He will try to raise his profile and scotch suggestions that he lacks dynamism and charisma by recalling his days as a world-class athlete and as a barrister, his struggle to win a parliamentary seat and his 19 years of service as an MP in Westminster.
Before his arrival on stage at Brighton for his first conference speech as leader, delegates will be shown photographs of Sir Menzies over the past four decades. Party officials say even Liberal Democrat loyalists are not aware of their new leader's "amazing history".
In a sustained attack on Labour, Sir Menzies will argue that Tony Blair has squandered his election victories. And he will accuse David Cameron of being light on policy and heavy on presentation. His speech will concentrate on the domestic agenda amid accusations that Sir Menzies is more comfortable with foreign affairs.
It will round off a conference that has gone better than organisers had feared, with the leadership comfortably winning a contentious vote on taxation and Charles Kennedy failing to overshadow his successor.
Simon Hughes, the Liberal Democrat president, expressed unqualified support for Sir Menzies yesterday in a move to end speculation that he has doubts over his leadership.
Mr Hughes said: "I confirm unambiguously because the media can be rather mischievous that Menzies has had, and always will have, my personal and our collective loyal support."
Mr Hughes admitted that he had been "grumpy" over coming third, behind Sir Menzies and Chris Huhne, in this year's Liberal Democrat leadership election.
He described the publicity surrounding Mr Kennedy's drink problem, the Mark Oaten rent-boy scandaland revelations about his sexuality as "our rather difficult three months".

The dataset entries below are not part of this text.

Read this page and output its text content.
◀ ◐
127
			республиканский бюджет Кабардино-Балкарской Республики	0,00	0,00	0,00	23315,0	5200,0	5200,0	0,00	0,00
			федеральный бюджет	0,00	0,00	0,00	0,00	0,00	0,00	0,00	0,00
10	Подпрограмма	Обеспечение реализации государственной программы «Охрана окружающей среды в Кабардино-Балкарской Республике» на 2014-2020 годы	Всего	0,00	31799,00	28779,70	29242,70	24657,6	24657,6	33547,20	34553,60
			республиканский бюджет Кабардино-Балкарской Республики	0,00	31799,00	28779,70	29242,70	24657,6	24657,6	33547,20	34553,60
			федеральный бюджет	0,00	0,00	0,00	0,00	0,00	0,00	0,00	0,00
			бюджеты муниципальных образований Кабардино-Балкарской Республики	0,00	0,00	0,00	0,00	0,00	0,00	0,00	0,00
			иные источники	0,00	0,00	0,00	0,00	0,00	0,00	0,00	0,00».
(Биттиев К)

He said he had emerged "a little wiser as well as stronger", but warned that people were being put off entering into politics because of fear of intrusion.
Meanwhile, the Liberal Democrats are considering a property-based tax, despite fighting the next election on their plans to replace the council tax with a local income tax. Vincent Cable, the party's Treasury spokesman, confirmed that in the long term, the local income tax could be replaced by a new property-based tax.
Adopting a local income tax to take account of rising house prices could lead to much higher taxes on middle-class families. The local income tax is intended to avoid penalising elderly people on low incomes who remain in large houses. At the moment, many struggle to pay high council tax bills. Linking the system to land values could undermine that goal.
"In the very long term it would be very sensible to move over to a system where you incorporate land values into a tax system," Mr Cable said. He added that it would be a replacement for the local income tax. "In the long term it may be possible to devise a better system. That may be in 20 years time," he told BBC television.
Mr Cable also said that the effective standard rate of income tax could be 24p when the local income tax was introduced, in spite of the Liberal Democrat plans for a reduction in the basic rate of tax from 22p to 20p in the pound.
Mr Cable warned his party's supporters that they faced "tough choices" over cuts in public-spending priorities as part of a radical package of tax measures endorsed by the party on Tuesday.